I Carabinieri del comando interregionale “Ogaden” hanno scoperto una truffa ai danni dello Stato da ben 20 milioni di euro. Insieme ai militari comando Tutela del Lavoro, tra il primo maggio e il 17 ottobre scorsi, hanno scoperto 5mila irregolarità tra Campania, Puglia, Abruzzo, Molise e Basilicata. Ben 1338 erano già noti alle forze di polizia; 90 hanno condanne o precedenti per gravi reati di tipo associativo.

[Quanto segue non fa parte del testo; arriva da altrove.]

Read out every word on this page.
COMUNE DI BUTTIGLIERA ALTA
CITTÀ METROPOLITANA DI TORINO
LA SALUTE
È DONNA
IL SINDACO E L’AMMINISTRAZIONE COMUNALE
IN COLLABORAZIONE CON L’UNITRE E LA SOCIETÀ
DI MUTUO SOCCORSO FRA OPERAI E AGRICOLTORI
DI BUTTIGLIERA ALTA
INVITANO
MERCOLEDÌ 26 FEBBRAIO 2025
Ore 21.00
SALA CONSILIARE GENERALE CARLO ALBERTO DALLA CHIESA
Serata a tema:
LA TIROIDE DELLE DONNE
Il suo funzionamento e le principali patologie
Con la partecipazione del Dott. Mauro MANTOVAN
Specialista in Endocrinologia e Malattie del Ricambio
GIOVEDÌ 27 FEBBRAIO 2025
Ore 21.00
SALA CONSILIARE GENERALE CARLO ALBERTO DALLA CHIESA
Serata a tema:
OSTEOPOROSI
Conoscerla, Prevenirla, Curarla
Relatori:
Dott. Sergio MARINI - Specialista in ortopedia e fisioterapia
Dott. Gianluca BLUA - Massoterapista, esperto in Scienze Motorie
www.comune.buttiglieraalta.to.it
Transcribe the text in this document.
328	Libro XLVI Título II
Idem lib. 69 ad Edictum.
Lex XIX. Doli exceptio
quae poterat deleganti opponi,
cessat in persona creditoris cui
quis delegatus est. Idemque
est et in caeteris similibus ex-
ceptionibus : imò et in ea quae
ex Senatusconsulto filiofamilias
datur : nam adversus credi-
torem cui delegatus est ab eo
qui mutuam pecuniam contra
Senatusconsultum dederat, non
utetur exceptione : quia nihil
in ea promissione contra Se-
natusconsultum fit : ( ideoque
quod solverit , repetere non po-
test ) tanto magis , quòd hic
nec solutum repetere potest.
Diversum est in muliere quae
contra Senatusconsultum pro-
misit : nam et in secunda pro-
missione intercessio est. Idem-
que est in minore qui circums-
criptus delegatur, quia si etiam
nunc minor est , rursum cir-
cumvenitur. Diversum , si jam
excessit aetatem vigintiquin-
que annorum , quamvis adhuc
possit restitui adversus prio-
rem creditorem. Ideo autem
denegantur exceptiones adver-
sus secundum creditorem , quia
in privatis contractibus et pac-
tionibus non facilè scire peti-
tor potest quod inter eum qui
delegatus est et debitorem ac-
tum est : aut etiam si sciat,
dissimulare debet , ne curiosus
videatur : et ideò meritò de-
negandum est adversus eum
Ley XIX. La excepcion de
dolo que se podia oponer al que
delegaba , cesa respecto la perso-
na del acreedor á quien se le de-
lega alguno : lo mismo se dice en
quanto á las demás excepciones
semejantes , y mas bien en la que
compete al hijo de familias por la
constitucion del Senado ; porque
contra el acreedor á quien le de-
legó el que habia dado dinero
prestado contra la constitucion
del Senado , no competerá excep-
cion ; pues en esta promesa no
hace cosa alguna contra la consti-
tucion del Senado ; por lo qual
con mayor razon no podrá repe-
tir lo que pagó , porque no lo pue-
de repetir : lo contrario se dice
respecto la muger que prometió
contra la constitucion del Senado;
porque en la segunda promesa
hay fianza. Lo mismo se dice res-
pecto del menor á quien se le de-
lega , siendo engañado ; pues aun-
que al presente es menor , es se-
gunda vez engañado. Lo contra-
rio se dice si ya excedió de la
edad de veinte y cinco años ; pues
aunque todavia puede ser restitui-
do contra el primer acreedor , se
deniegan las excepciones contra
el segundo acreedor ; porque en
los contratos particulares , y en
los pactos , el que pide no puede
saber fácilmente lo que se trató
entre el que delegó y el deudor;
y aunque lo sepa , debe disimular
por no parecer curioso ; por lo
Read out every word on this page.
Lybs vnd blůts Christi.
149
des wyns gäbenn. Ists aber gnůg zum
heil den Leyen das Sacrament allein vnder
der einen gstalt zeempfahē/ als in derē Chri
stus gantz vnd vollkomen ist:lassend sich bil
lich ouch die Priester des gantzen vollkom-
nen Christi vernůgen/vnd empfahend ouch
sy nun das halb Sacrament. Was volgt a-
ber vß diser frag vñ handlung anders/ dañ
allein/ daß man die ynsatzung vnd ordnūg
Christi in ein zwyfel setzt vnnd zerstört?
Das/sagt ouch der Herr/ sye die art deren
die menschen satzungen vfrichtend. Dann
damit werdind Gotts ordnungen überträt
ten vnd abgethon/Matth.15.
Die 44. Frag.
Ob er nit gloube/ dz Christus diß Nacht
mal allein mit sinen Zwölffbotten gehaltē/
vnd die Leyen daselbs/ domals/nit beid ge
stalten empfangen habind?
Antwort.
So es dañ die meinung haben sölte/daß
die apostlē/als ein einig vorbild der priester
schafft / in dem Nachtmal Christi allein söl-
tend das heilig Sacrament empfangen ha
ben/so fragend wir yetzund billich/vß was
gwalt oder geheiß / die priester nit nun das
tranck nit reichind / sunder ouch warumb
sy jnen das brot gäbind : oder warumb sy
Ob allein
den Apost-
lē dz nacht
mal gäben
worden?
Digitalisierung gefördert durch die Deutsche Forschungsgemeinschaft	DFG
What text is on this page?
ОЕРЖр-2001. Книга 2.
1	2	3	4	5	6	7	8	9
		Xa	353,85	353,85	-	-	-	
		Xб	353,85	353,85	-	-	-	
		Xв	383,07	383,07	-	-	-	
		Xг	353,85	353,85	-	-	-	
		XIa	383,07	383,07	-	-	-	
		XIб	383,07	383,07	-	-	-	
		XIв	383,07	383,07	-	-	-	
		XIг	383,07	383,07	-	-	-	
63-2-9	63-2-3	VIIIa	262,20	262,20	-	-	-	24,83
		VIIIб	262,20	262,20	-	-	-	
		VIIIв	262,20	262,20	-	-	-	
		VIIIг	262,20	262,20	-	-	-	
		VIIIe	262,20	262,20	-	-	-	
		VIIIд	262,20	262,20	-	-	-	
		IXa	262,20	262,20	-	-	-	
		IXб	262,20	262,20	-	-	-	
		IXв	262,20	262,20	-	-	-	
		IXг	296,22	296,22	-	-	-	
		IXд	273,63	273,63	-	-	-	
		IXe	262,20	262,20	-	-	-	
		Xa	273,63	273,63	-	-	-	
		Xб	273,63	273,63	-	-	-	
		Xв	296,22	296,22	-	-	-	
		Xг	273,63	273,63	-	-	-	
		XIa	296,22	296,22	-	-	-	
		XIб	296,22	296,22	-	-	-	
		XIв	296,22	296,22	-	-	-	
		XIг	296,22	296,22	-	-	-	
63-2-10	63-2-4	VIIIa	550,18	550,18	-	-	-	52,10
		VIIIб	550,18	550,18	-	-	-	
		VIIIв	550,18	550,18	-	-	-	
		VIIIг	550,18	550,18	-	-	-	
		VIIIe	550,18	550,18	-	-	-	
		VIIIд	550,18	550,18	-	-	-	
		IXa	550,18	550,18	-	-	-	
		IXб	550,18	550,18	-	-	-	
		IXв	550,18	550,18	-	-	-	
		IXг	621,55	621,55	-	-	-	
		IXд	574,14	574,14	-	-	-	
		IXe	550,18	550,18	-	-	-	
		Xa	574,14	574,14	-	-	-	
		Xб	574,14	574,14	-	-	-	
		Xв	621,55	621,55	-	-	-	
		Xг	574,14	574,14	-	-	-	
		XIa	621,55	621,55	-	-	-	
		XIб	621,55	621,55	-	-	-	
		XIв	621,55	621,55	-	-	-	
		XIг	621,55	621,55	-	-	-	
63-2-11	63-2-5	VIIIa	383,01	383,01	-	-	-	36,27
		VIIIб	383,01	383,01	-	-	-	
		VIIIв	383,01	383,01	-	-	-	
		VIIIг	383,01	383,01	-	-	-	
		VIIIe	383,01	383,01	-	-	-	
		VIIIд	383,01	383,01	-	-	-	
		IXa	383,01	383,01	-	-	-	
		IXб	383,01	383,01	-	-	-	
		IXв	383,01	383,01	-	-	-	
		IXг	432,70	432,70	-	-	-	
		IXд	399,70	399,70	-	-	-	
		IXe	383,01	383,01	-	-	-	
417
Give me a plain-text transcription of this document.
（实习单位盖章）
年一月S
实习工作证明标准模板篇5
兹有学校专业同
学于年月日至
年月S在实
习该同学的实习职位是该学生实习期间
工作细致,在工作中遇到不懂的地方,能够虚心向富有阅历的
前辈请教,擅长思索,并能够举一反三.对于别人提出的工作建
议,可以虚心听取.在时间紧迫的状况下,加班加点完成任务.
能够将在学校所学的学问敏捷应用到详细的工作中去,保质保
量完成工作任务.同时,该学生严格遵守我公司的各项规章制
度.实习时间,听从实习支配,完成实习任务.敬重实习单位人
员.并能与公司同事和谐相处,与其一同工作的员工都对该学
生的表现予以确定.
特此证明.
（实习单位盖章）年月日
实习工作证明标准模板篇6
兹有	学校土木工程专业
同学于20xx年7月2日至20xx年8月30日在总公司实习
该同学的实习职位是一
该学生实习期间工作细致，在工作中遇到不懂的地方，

Ammonta a oltre 5 milioni di euro la truffa ai danni dello Stato scoperta dai Carabinieri del Comando provinciale e del Nucleo Ispettorato Lavoro di Napoli che, con l’Inps, hanno passato al setaccio un imponente numero di istanze di reddito di cittadinanza e scoperto 2.441 posizioni irregolari che sono state tutte revocate. Molte sono risultate intestate a camorristi e a loro parenti, a parcheggiatori abusivi, rapinatori, truffatori e lavoratori in nero. Sventato il caso di un 46enne, arrestato, che ha finto di essere bulgaro per intascare il beneficio. I denunciati sono 716: 422 con pregiudizi penali, 64 per associazione mafiosa.

Irregolarità per oltre 2,3 milioni di euro sono state accertate dai Carabinieri della Legione ‘Basilicata’ nell’ambito di controlli sui percettori del reddito di cittadinanza, cominciati nello scorso mese di maggio e che hanno portato alla denuncia di 399 persone.